C’était, soit dit en passant, la dernière justification que j’avais trouvée à la vie facile que je menais. Je suppose que l’amère vérité était que je n’avais pas le courage d’affronter l’ire de Friedlander bey, ni le cœur de cracher sur son fric. Je me consolais en me disant que je mettais à profit ma situation au comble du déshonneur pour venir en aide aux moins fortunés. Mais cela ne faisait pas vraiment taire mes scrupules de conscience.

À mesure que je roulais, ces sentiments d’isolement et de culpabilité finirent par friser le désespoir, et c’est là sans doute qu’il faut chercher l’origine de l’erreur tactique qui devait suivre. Peut-être que j’aurais dû quand même avoir plus confiance en Saïed ou Kmuzu. J’aurais tout du moins pu me faire accompagner de l’un des Rocs parlants. Au lieu de cela, je comptais sur ma seule habileté pour me sortir d’une confrontation avec Abou Adil.
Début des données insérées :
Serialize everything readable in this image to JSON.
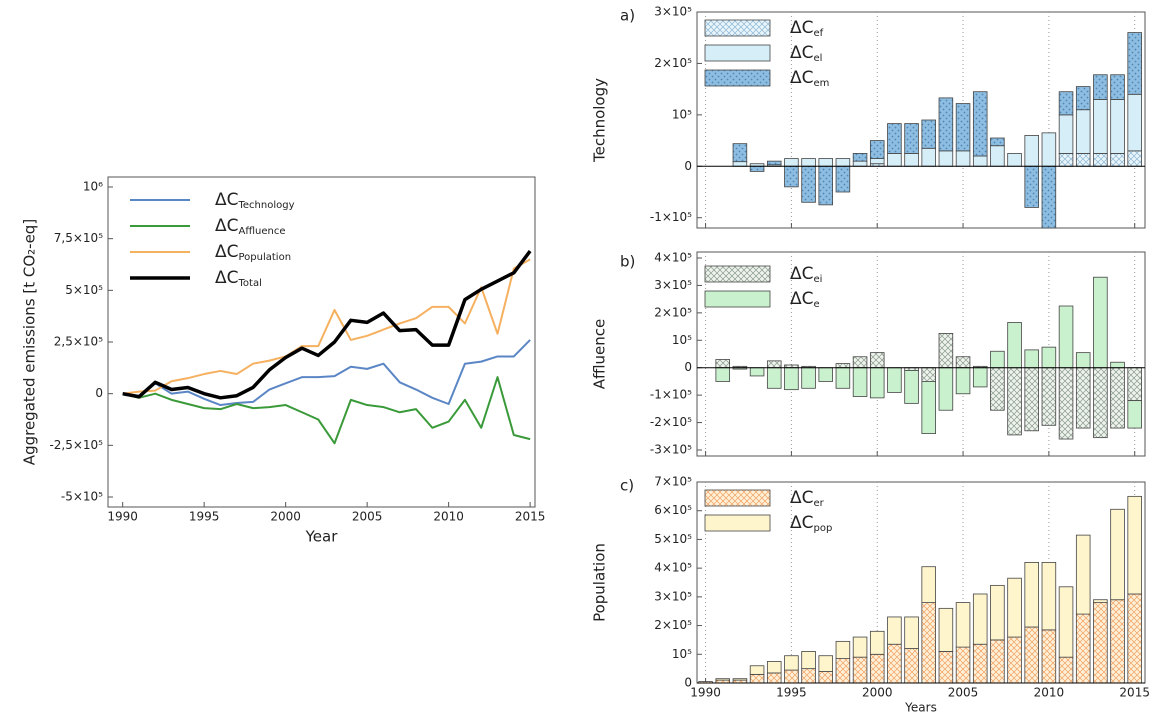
{
  "chart_data": [
    {
      "type": "line",
      "ylabel": "Aggregated emissions [t CO₂-eq]",
      "xlabel": "Year",
      "legend_prefix": "ΔC",
      "x": [
        1990,
        1991,
        1992,
        1993,
        1994,
        1995,
        1996,
        1997,
        1998,
        1999,
        2000,
        2001,
        2002,
        2003,
        2004,
        2005,
        2006,
        2007,
        2008,
        2009,
        2010,
        2011,
        2012,
        2013,
        2014,
        2015
      ],
      "xlim": [
        1989.1,
        2015.3
      ],
      "xticks": [
        1990,
        1995,
        2000,
        2005,
        2010,
        2015
      ],
      "ylim": [
        -500000,
        1000000
      ],
      "yticks": [
        {
          "value": -500000,
          "label": "-5×10⁵"
        },
        {
          "value": -250000,
          "label": "-2,5×10⁵"
        },
        0,
        {
          "value": 250000,
          "label": "2,5×10⁵"
        },
        {
          "value": 500000,
          "label": "5×10⁵"
        },
        {
          "value": 750000,
          "label": "7,5×10⁵"
        },
        {
          "value": 1000000,
          "label": "10⁶"
        }
      ],
      "series": [
        {
          "name": "Technology",
          "color": "#5b86c5",
          "width": 2,
          "values": [
            0,
            -10000,
            50000,
            0,
            10000,
            -25000,
            -55000,
            -45000,
            -40000,
            20000,
            50000,
            80000,
            80000,
            85000,
            130000,
            120000,
            145000,
            55000,
            20000,
            -20000,
            -50000,
            145000,
            155000,
            180000,
            180000,
            260000
          ]
        },
        {
          "name": "Affluence",
          "color": "#3a9a3a",
          "width": 2,
          "values": [
            0,
            -20000,
            0,
            -30000,
            -50000,
            -70000,
            -75000,
            -50000,
            -70000,
            -65000,
            -55000,
            -90000,
            -125000,
            -240000,
            -30000,
            -55000,
            -65000,
            -90000,
            -75000,
            -165000,
            -135000,
            -30000,
            -165000,
            80000,
            -200000,
            -220000
          ]
        },
        {
          "name": "Population",
          "color": "#f5b060",
          "width": 2,
          "values": [
            0,
            10000,
            15000,
            60000,
            75000,
            95000,
            110000,
            95000,
            145000,
            160000,
            180000,
            230000,
            230000,
            405000,
            260000,
            280000,
            310000,
            340000,
            365000,
            420000,
            420000,
            340000,
            515000,
            290000,
            605000,
            650000
          ]
        },
        {
          "name": "Total",
          "color": "#000000",
          "width": 3.5,
          "values": [
            0,
            -15000,
            55000,
            20000,
            30000,
            0,
            -20000,
            -10000,
            30000,
            115000,
            175000,
            220000,
            185000,
            250000,
            355000,
            345000,
            390000,
            305000,
            310000,
            235000,
            235000,
            455000,
            505000,
            545000,
            585000,
            690000
          ]
        }
      ]
    },
    {
      "type": "bar",
      "stacked": true,
      "panel_label": "a)",
      "ylabel": "Technology",
      "legend_prefix": "ΔC",
      "xgrid": true,
      "xtick_labels": false,
      "x": [
        1990,
        1991,
        1992,
        1993,
        1994,
        1995,
        1996,
        1997,
        1998,
        1999,
        2000,
        2001,
        2002,
        2003,
        2004,
        2005,
        2006,
        2007,
        2008,
        2009,
        2010,
        2011,
        2012,
        2013,
        2014,
        2015
      ],
      "xlim": [
        1989.5,
        2015.6
      ],
      "xticks": [
        1990,
        1995,
        2000,
        2005,
        2010,
        2015
      ],
      "ylim": [
        -120000,
        300000
      ],
      "yticks": [
        {
          "value": -100000,
          "label": "-1×10⁵"
        },
        0,
        {
          "value": 100000,
          "label": "10⁵"
        },
        {
          "value": 200000,
          "label": "2×10⁵"
        },
        {
          "value": 300000,
          "label": "3×10⁵"
        }
      ],
      "series": [
        {
          "name": "ef",
          "color": "#e8f5fb",
          "pattern": "crosshatch",
          "pattern_color": "#8cb7d4",
          "values": [
            0,
            0,
            0,
            0,
            0,
            0,
            0,
            0,
            0,
            0,
            5000,
            0,
            0,
            0,
            0,
            0,
            0,
            0,
            0,
            0,
            0,
            25000,
            25000,
            25000,
            25000,
            30000
          ]
        },
        {
          "name": "el",
          "color": "#d5eef8",
          "pattern": "none",
          "values": [
            0,
            0,
            9000,
            5000,
            3000,
            15000,
            15000,
            15000,
            15000,
            10000,
            10000,
            25000,
            25000,
            35000,
            30000,
            30000,
            20000,
            40000,
            25000,
            60000,
            65000,
            75000,
            85000,
            105000,
            105000,
            110000
          ]
        },
        {
          "name": "em",
          "color": "#8dbde0",
          "pattern": "dots",
          "pattern_color": "#4f86b8",
          "values": [
            0,
            0,
            35000,
            -10000,
            7000,
            -40000,
            -70000,
            -75000,
            -50000,
            15000,
            35000,
            58000,
            58000,
            55000,
            103000,
            92000,
            125000,
            15000,
            0,
            -80000,
            -120000,
            45000,
            45000,
            48000,
            48000,
            120000
          ]
        }
      ]
    },
    {
      "type": "bar",
      "stacked": true,
      "panel_label": "b)",
      "ylabel": "Affluence",
      "legend_prefix": "ΔC",
      "xgrid": true,
      "xtick_labels": false,
      "x": [
        1990,
        1991,
        1992,
        1993,
        1994,
        1995,
        1996,
        1997,
        1998,
        1999,
        2000,
        2001,
        2002,
        2003,
        2004,
        2005,
        2006,
        2007,
        2008,
        2009,
        2010,
        2011,
        2012,
        2013,
        2014,
        2015
      ],
      "xlim": [
        1989.5,
        2015.6
      ],
      "xticks": [
        1990,
        1995,
        2000,
        2005,
        2010,
        2015
      ],
      "ylim": [
        -300000,
        400000
      ],
      "yticks": [
        {
          "value": -300000,
          "label": "-3×10⁵"
        },
        {
          "value": -200000,
          "label": "-2×10⁵"
        },
        {
          "value": -100000,
          "label": "-1×10⁵"
        },
        0,
        {
          "value": 100000,
          "label": "10⁵"
        },
        {
          "value": 200000,
          "label": "2×10⁵"
        },
        {
          "value": 300000,
          "label": "3×10⁵"
        },
        {
          "value": 400000,
          "label": "4×10⁵"
        }
      ],
      "series": [
        {
          "name": "ei",
          "color": "#eef3ee",
          "pattern": "crosshatch",
          "pattern_color": "#8a9a8a",
          "values": [
            0,
            30000,
            5000,
            0,
            25000,
            10000,
            5000,
            0,
            15000,
            40000,
            55000,
            0,
            -10000,
            -50000,
            125000,
            40000,
            5000,
            -155000,
            -245000,
            -230000,
            -210000,
            -260000,
            -220000,
            -255000,
            -220000,
            -120000
          ]
        },
        {
          "name": "e",
          "color": "#c9f1cd",
          "pattern": "none",
          "values": [
            0,
            -50000,
            -5000,
            -30000,
            -75000,
            -80000,
            -75000,
            -50000,
            -75000,
            -105000,
            -110000,
            -90000,
            -120000,
            -190000,
            -155000,
            -95000,
            -70000,
            60000,
            165000,
            65000,
            75000,
            225000,
            55000,
            330000,
            20000,
            -100000
          ]
        }
      ]
    },
    {
      "type": "bar",
      "stacked": true,
      "panel_label": "c)",
      "ylabel": "Population",
      "xlabel": "Years",
      "legend_prefix": "ΔC",
      "xgrid": true,
      "xtick_labels": true,
      "x": [
        1990,
        1991,
        1992,
        1993,
        1994,
        1995,
        1996,
        1997,
        1998,
        1999,
        2000,
        2001,
        2002,
        2003,
        2004,
        2005,
        2006,
        2007,
        2008,
        2009,
        2010,
        2011,
        2012,
        2013,
        2014,
        2015
      ],
      "xlim": [
        1989.5,
        2015.6
      ],
      "xticks": [
        1990,
        1995,
        2000,
        2005,
        2010,
        2015
      ],
      "ylim": [
        0,
        700000
      ],
      "yticks": [
        0,
        {
          "value": 100000,
          "label": "10⁵"
        },
        {
          "value": 200000,
          "label": "2×10⁵"
        },
        {
          "value": 300000,
          "label": "3×10⁵"
        },
        {
          "value": 400000,
          "label": "4×10⁵"
        },
        {
          "value": 500000,
          "label": "5×10⁵"
        },
        {
          "value": 600000,
          "label": "6×10⁵"
        },
        {
          "value": 700000,
          "label": "7×10⁵"
        }
      ],
      "series": [
        {
          "name": "er",
          "color": "#fff0d8",
          "pattern": "crosshatch",
          "pattern_color": "#f0a060",
          "values": [
            5000,
            10000,
            10000,
            30000,
            35000,
            45000,
            50000,
            40000,
            85000,
            90000,
            100000,
            135000,
            120000,
            280000,
            110000,
            125000,
            135000,
            150000,
            160000,
            195000,
            185000,
            90000,
            240000,
            280000,
            290000,
            310000
          ]
        },
        {
          "name": "pop",
          "color": "#fff5cc",
          "pattern": "none",
          "values": [
            0,
            5000,
            5000,
            30000,
            40000,
            50000,
            60000,
            55000,
            60000,
            70000,
            80000,
            95000,
            110000,
            125000,
            150000,
            155000,
            175000,
            190000,
            205000,
            225000,
            235000,
            245000,
            275000,
            10000,
            315000,
            340000
          ]
        }
      ]
    }
  ]
}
Après tout, j’avais deux plans bien distincts : primo, je pensais pouvoir l’acheter avec le mamie du syndrome D ; et secundo, s’il ne se laissait pas amadouer, ma position de repli consistait à lui asséner en pleine tronche l’ensemble de ce que j’avais appris sur lui.

Bon, enfin, sur le coup, ça paraissait une super-idée.

Le garde à sa porte me reconnut et me laissa passer même si Kamal, le majordome, s’enquit de la raison de ma visite. « J’ai apporté un cadeau pour cheikh Reda, lui dis-je. Et il est urgent que je lui parle. »

Il refusa de me laisser quitter l’antichambre. « Attendez ici, me dit-il avec un rictus. Je vais voir si cela est permis.

— Mieux vaudrait éviter la voix passive », remarquai-je. Il ne saisit pas l’allusion.

Il fila donc jusqu’au bureau d’Abou Adil et revint par le même chemin, arborant le même air méprisant. « Je dois vous conduire auprès de mon maître », annonça-t-il. À le voir, on aurait dit que ça lui brisait le cœur.

Il me conduisit dans l’un des bureaux d’Abou Adil, pas le même que j’avais vu lors de ma première visite avec Shaknahyi. Une odeur sucrée, d’encens peut-être, emplissait l’air. Il y avait aux murs des reproductions encadrées de chefs-d’œuvre de l’art européen et j’entendais un enregistrement d’Oum Khalsoum passer en sourdine.

Le maître de céans était installé dans un fauteuil confortable, une somptueuse couverture brodée lui recouvrait les jambes. Sa tête avait roulé contre le dossier du siège et ses yeux étaient fermés. Ses mains reposaient à plat sur ses genoux et elles tremblaient.

Umar Abdoul-Qawy était là, évidemment, et il ne semblait pas ravi de me voir. Il me salua d’un signe de tête et porta un doigt à ses lèvres. Je supposai que c’était pour m’indiquer de ne rien trahir de notre conversation précédente sur ses plans visant à renverser Abou Adil et diriger l’empire du vieux cheikh à sa place. Mais ce n’était pas la raison de ma visite. J’avais des soucis plus importants que les luttes de pouvoir débiles de ce pauvre Umar.

« J’ai l’honneur de souhaiter au cheikh Reda un bon après-midi.

— Qu’Allah vous rende l’après-midi prospère », répondit Umar.

On verra bien, me dis-je. « Je prie le noble cheikh d’accepter ce modeste présent de ma part. »

Umar fit un petit geste, l’imperceptible mouvement de main d’un roi pour ordonner à un paysan d’approcher. J’avais envie de lui enfoncer le mamie dans la gorge, à ce gros lard. « Qu’est-ce ? » demanda-t-il.

Je ne dis rien. Je le lui donnai, sans un mot. Umar le retourna dans sa main à plusieurs reprises. Puis il me regarda. « Vous êtes plus adroit que je ne l’estimais, reconnut-il. Mon maître sera très content.

— J’espère qu’il ne possède pas déjà ce module.

— Non, non. » Il le déposa sur les genoux d’Abou Adil mais le vieillard ne fit même pas mine de l’examiner. Umar m’étudia, songeur. « Je vous offrirais bien quelque chose en échange, bien que je sois certain que vous aurez la courtoisie de refuser.

— Essaie toujours, j’aimerais avoir un minimum d’information. »

Umar fronça les sourcils. « Vos manières…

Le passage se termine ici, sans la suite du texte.